Par Philip Giraldi
Derrière la glorification par le président Donald Trump de l'attaque menée samedi par les forces américaines contre trois sites nucléaires iraniens, qui aurait "complètement détruit" leurs cibles, sans aucune déclaration de guerre contre un pays qui n'a pas attaqué et qui ne menaçait en aucune façon les États-Unis, se cache une histoire quelque peu troublante. Sans aucune menace imminente à justifier, il s'agit d'un défi direct de l'exécutif à la loi sur les pouvoirs de guerre de 1973, qui vise à garantir qu'en vertu de la Constitution américaine, seul le "peuple" américain, par l'intermédiaire de ses représentants au Congrès, a le pouvoir de déclarer la guerre. L'attaque contre l'Iran est donc illégale, et ceux qui l'ont planifiée et exécutée, y compris vraisemblablement le président Trump, devraient être destitués. Certains démocrates au Congrès réclament d'ailleurs déjà une procédure de destitution.
Trump a célébré sa victoire sur les Perses dans un discours tardif à la nation, debout aux côtés de son secrétaire d'État Marco Rubio, de son secrétaire à la Défense Pete Hegseth et du vice-président JD Vance. Il a déclaré au public et aux médias rassemblés :
"Nous avons mené à bien notre attaque contre trois sites nucléaires en Iran, notamment Fordow, Natanz et Ispahan. Tous les avions ont désormais quitté l'espace aérien iranien. Une charge complète de bombes a été larguée sur le site principal, Fordow. Tous les avions sont rentrés sans encombre. Félicitations à nos grands héros américains. Aucune autre armée au monde n'aurait pu accomplir cela. L'HEURE DE LA PAIX EST VENUE !""Je vous remercie de votre attention". Trump a ajouté que si "la paix ne revient pas rapidement", les États-Unis mèneront très bientôt d'autres attaques plus importantes. "Soit la paix, soit la tragédie.

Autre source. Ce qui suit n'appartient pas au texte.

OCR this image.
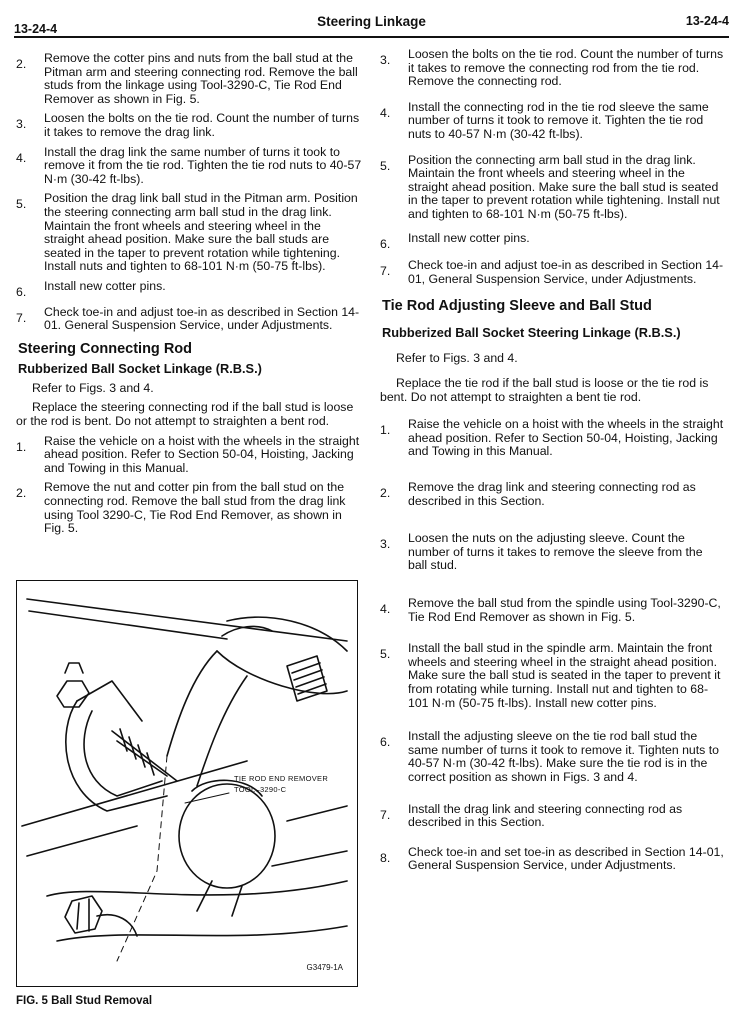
13-24-4	Steering Linkage	13-24-4
2.	Remove the cotter pins and nuts from the ball stud at the Pitman arm and steering connecting rod. Remove the ball studs from the linkage using Tool-3290-C, Tie Rod End Remover as shown in Fig. 5.
3.	Loosen the bolts on the tie rod. Count the number of turns it takes to remove the drag link.
4.	Install the drag link the same number of turns it took to remove it from the tie rod. Tighten the tie rod nuts to 40-57 N·m (30-42 ft-lbs).
5.	Position the drag link ball stud in the Pitman arm. Position the steering connecting arm ball stud in the drag link. Maintain the front wheels and steering wheel in the straight ahead position. Make sure the ball studs are seated in the taper to prevent rotation while tightening. Install nuts and tighten to 68-101 N·m (50-75 ft-lbs).
6.	Install new cotter pins.
7.	Check toe-in and adjust toe-in as described in Section 14-01. General Suspension Service, under Adjustments.
Steering Connecting Rod
Rubberized Ball Socket Linkage (R.B.S.)
Refer to Figs. 3 and 4.
Replace the steering connecting rod if the ball stud is loose or the rod is bent. Do not attempt to straighten a bent rod.
1.	Raise the vehicle on a hoist with the wheels in the straight ahead position. Refer to Section 50-04, Hoisting, Jacking and Towing in this Manual.
2.	Remove the nut and cotter pin from the ball stud on the connecting rod. Remove the ball stud from the drag link using Tool 3290-C, Tie Rod End Remover, as shown in Fig. 5.
TIE ROD END REMOVER
TOOL–3290-C
G3479-1A
FIG. 5 Ball Stud Removal
3.	Loosen the bolts on the tie rod. Count the number of turns it takes to remove the connecting rod from the tie rod. Remove the connecting rod.
4.	Install the connecting rod in the tie rod sleeve the same number of turns it took to remove it. Tighten the tie rod nuts to 40-57 N·m (30-42 ft-lbs).
5.	Position the connecting arm ball stud in the drag link. Maintain the front wheels and steering wheel in the straight ahead position. Make sure the ball stud is seated in the taper to prevent rotation while tightening. Install nut and tighten to 68-101 N·m (50-75 ft-lbs).
6.	Install new cotter pins.
7.	Check toe-in and adjust toe-in as described in Section 14-01, General Suspension Service, under Adjustments.
Tie Rod Adjusting Sleeve and Ball Stud
Rubberized Ball Socket Steering Linkage (R.B.S.)
Refer to Figs. 3 and 4.
Replace the tie rod if the ball stud is loose or the tie rod is bent. Do not attempt to straighten a bent tie rod.
1.	Raise the vehicle on a hoist with the wheels in the straight ahead position. Refer to Section 50-04, Hoisting, Jacking and Towing in this Manual.
2.	Remove the drag link and steering connecting rod as described in this Section.
3.	Loosen the nuts on the adjusting sleeve. Count the number of turns it takes to remove the sleeve from the ball stud.
4.	Remove the ball stud from the spindle using Tool-3290-C, Tie Rod End Remover as shown in Fig. 5.
5.	Install the ball stud in the spindle arm. Maintain the front wheels and steering wheel in the straight ahead position. Make sure the ball stud is seated in the taper to prevent it from rotating while turning. Install nut and tighten to 68-101 N·m (50-75 ft-lbs). Install new cotter pins.
6.	Install the adjusting sleeve on the tie rod ball stud the same number of turns it took to remove it. Tighten nuts to 40-57 N·m (30-42 ft-lbs). Make sure the tie rod is in the correct position as shown in Figs. 3 and 4.
7.	Install the drag link and steering connecting rod as described in this Section.
8.	Check toe-in and set toe-in as described in Section 14-01, General Suspension Service, under Adjustments.
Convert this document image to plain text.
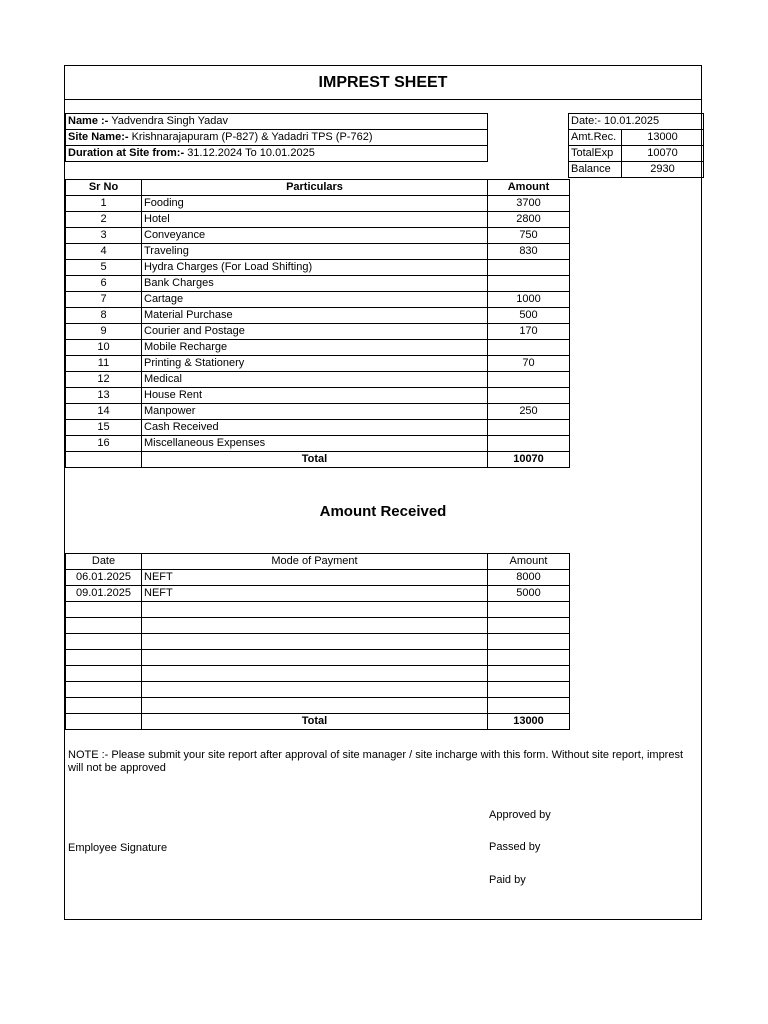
IMPREST SHEET
Name :- Yadvendra Singh Yadav
Site Name:- Krishnarajapuram (P-827) & Yadadri TPS (P-762)
Duration at Site from:- 31.12.2024 To 10.01.2025
Date:- 10.01.2025	
Amt.Rec.	13000
TotalExp	10070
Balance	2930
Sr No	Particulars	Amount
1	Fooding	3700
2	Hotel	2800
3	Conveyance	750
4	Traveling	830
5	Hydra Charges (For Load Shifting)	
6	Bank Charges	
7	Cartage	1000
8	Material Purchase	500
9	Courier and Postage	170
10	Mobile Recharge	
11	Printing & Stationery	70
12	Medical	
13	House Rent	
14	Manpower	250
15	Cash Received	
16	Miscellaneous Expenses	
	Total	10070
Amount Received
Date	Mode of Payment	Amount
06.01.2025	NEFT	8000
09.01.2025	NEFT	5000

	Total	13000
NOTE :- Please submit your site report after approval of site manager / site incharge with this form. Without site report, imprest will not be approved
Approved by
Employee Signature	Passed by
Paid by
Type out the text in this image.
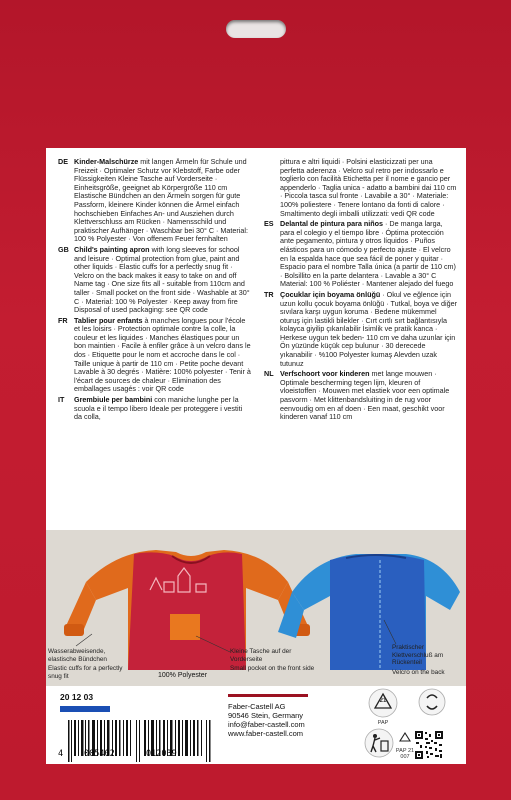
DE Kinder-Malschürze mit langen Ärmeln für Schule und Freizeit · Optimaler Schutz vor Klebstoff, Farbe oder Flüssigkeiten Kleine Tasche auf Vorderseite · Einheitsgröße, geeignet ab Körpergröße 110 cm Elastische Bündchen an den Ärmeln sorgen für gute Passform, kleinere Kinder können die Ärmel einfach hochschieben Einfaches An- und Ausziehen durch Klettverschluss am Rücken · Namensschild und praktischer Aufhänger · Waschbar bei 30° C · Material: 100 % Polyester · Von offenem Feuer fernhalten
GB Child's painting apron with long sleeves for school and leisure · Optimal protection from glue, paint and other liquids · Elastic cuffs for a perfectly snug fit · Velcro on the back makes it easy to take on and off Name tag · One size fits all - suitable from 110cm and taller · Small pocket on the front side · Washable at 30° C · Material: 100 % Polyester · Keep away from fire Disposal of used packaging: see QR code
FR Tablier pour enfants à manches longues pour l'école et les loisirs · Protection optimale contre la colle, la couleur et les liquides · Manches élastiques pour un bon maintien · Facile à enfiler grâce à un velcro dans le dos · Etiquette pour le nom et accroche dans le col · Taille unique à partir de 110 cm · Petite poche devant Lavable à 30 degrés · Matière: 100% polyester · Tenir à l'écart de sources de chaleur · Elimination des emballages usagés : voir QR code
IT	Grembiule per bambini con maniche lunghe per la scuola e il tempo libero Ideale per proteggere i vestiti da colla,
pittura e altri liquidi · Polsini elasticizzati per una perfetta aderenza · Velcro sul retro per indossarlo e toglierlo con facilità Etichetta per il nome e gancio per appenderlo · Taglia unica - adatto a bambini dai 110 cm · Piccola tasca sul fronte · Lavabile a 30° · Materiale: 100% poliestere · Tenere lontano da fonti di calore · Smaltimento degli imballi utilizzati: vedi QR code
ES Delantal de pintura para niños · De manga larga, para el colegio y el tiempo libre · Óptima protección ante pegamento, pintura y otros líquidos · Puños elásticos para un cómodo y perfecto ajuste · El velcro en la espalda hace que sea fácil de poner y quitar · Espacio para el nombre Talla única (a partir de 110 cm) · Bolsillito en la parte delantera · Lavable a 30° C Material: 100 % Poliéster · Mantener alejado del fuego
TR Çocuklar için boyama önlüğü · Okul ve eğlence için uzun kollu çocuk boyama önlüğü · Tutkal, boya ve diğer sıvılara karşı uygun koruma · Bedene mükemmel oturuş için lastikli bilekler · Cırt cırtlı sırt bağlantısıyla kolayca giyilip çıkarılabilir İsimlik ve pratik kanca · Herkese uygun tek beden- 110 cm ve daha uzunlar için Ön yüzünde küçük cep bulunur · 30 derecede yıkanabilir · %100 Polyester kumaş Alevden uzak tutunuz
NL Verfschoort voor kinderen met lange mouwen · Optimale bescherming tegen lijm, kleuren of vloeistoffen · Mouwen met elastiek voor een optimale pasvorm · Met klittenbandsluiting in de rug voor eenvoudig om en af doen · Een maat, geschikt voor kinderen vanaf 110 cm
Wasserabweisende, elastische Bündchen
Elastic cuffs for a perfectly snug fit
Kleine Tasche auf der Vorderseite
Small pocket on the front side
Praktischer Klettverschluß am Rückenteil
Velcro on the back
100% Polyester
20 12 03
4 005402	012039
Faber-Castell AG
90546 Stein, Germany
info@faber-castell.com
www.faber-castell.com
21
PAP
PAP 21
007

N'oubliez pas qu'il reste de nombreuses cibles. […] Si la paix ne revient pas rapidement, nous poursuivrons ces autres cibles avec précision, Rapidité et efficacité".
Les cinq premiers mois du mandat de Trump ont exposé son profond mépris pour la Constitution des États-Unis, préférant croire que son autorité exécutive autoproclamée en tant que président l'emporte sur les prérogatives constitutionnelles des pouvoirs judiciaire et législatif. Le gouvernement s'est également livré à des abus manifestement illégaux, au mépris des procédures régulières. Cette tendance est flagrante dans la gestion de l'immigration illégale et la répression de la liberté d'expression de ceux qui s'opposent au soutien américain au génocide israélien à Gaza. Déclencher une guerre inutile après avoir été élu président sur une promesse de mettre fin aux guerres de Joe Biden est peut-être une manifestation de l'arrogance qui colore actuellement la Maison Blanche.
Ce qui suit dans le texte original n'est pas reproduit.